The following article updates the diffusion index, recession slack index, aggregate recession model, and aggregate peak-trough model through January 2014.
Diffusion Index
The Trader Edge diffusion index equals the percentage of independent variables indicating a recession. There are a total of 16 explanatory variables, each with a unique look-back period and recession threshold. The resulting diffusion index and changes in the diffusion index are used to estimate the probit, logit, and neural network forecasting models.
The graph of the diffusion index from 1/1/2003 to 2/1/2014 is presented in Figure 1 below (in red - left axis). If you would like to view a graph of the earlier historical data (going back to 1960), please revisit A New Recession Slack Indicator. The gray shaded regions in Figure 1 below represent U.S. recessions as defined (after the fact) by the National Bureau of Economic Research (NBER). The value of the S&P 500 index is also included (in blue - right axis).

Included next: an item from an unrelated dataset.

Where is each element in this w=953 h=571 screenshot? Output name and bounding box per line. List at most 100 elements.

The percentage of explanatory variables indicating a recession has remained constant at 0% from the end of January 2013 through the end of January 2014. None of the 16 explanatory variables is currently indicating a recessionary environment.
Please note that past estimates and index values will change whenever the historical data is revised. All current and past forecasts and index calculations are based on the latest revised data.
Recession Slack Index
The Trader Edge recession slack index equals the median standardized deviation of the current value of the explanatory variables from their respective recession thresholds. The resulting value signifies the amount of slack or cushion relative to the recession threshold, expressed in terms of the number of standard deviations.
The gray shaded regions in Figure 2 below again represent U.S. recessions as defined (after the fact) by the NBER. The median recession slack index is depicted in purple and is plotted against the right axis, which is expressed as the number of standard deviations above the recession threshold.
The dark-red, horizontal line at 0.50 standard deviations denotes a possible warning threshold for the recession slack index. Many of the past recessions began when the recession slack index crossed below 0.50. Similarly, many of the past recessions ended when the recession slack index crossed back above 0.0.
The latest recession slack index value was 1.07 standard deviations above the recession threshold, up slightly from the revised value of 1.05 at the end of December. The recession slack index initially declined after reaching a peak of 1.29 at the end of February 2013, rebounded to 1.33 at the end of July 2013, and then continued to decline. The recession slack index peaked again at 1.27 at the end of November and has since declined to 1.07. While the recent trend is negative, the recession slack index has not fallen below 1.0 since the end of June 2013 and is significantly above the warning threshold of 0.50.
The ability to track small variations and trend changes over time illustrates the advantage of monitoring the continuous recession slack index in addition to the diffusion index above, which moves in discrete steps and has been unchanged since the end of January 2013.
While it is useful to track the actual recession slack index values directly, the values are also used to generate the more intuitive probit and logit probability forecasts.
Aggregate Recession Probability Estimate
The Trader Edge aggregate recession model is the average of four models: the probit and logit models based on the diffusion index and the probit and logit models based on the recession slack index. The aggregate recession model estimates from 1/1/2003 to 2/1/2014 are depicted in Figure 3 below (red line - left vertical axis). The gray shaded regions represent NBER recessions and the blue line reflects the value of the S&P 500 index (right vertical axis). I suggest using a warning threshold of between 30-40% for the aggregate recession model (green horizontal line).
The aggregate recession model probability estimate for 2/1/2014 was 0.0%, which was unchanged from last month's revised estimate. According to the model, the probability that the U.S. is currently in a recession continues to be extremely remote.
Aggregate Peak-Trough Probability Estimate
The peak-trough model forecasts are different from the recession model. The peak-trough models estimate the probability of the S&P 500 being between the peak and trough associated with an NBER recession. The S&P 500 typically peaks before recessions begin and bottoms out before recessions end. As a result, it is far more difficult for the peak-trough model to fit this data and the model forecasts have larger errors than the recession model.
The Trader Edge aggregate peak-trough model equals the weighted-average of nine different models: the probit and logit models based on the diffusion index, the probit and logit models based on the recession slack index, and five neural network models.
The aggregate peak-trough model estimates from 1/1/2003 to 2/1/2014 are depicted in Figure 4 below, which uses the same format as Figure 3, except that the shaded regions represent the periods between the peaks and troughs associated with NBER recessions. The aggregate peak-trough model probability estimate for 2/1/2014 was 5.4%, which was down slightly from the revised value of 5.9% at the end of December. The slight increase over the past two months is consistent with the recent decline in the recession slack index.
Conclusion
U.S. recession risk remained very low in January. The recession slack index was still comfortably above its 0.50 warning threshold, but has declined since peaking at the end of February 2013 and again in July and November 2013. The aggregate model probability forecasts and diffusion index values remain very low.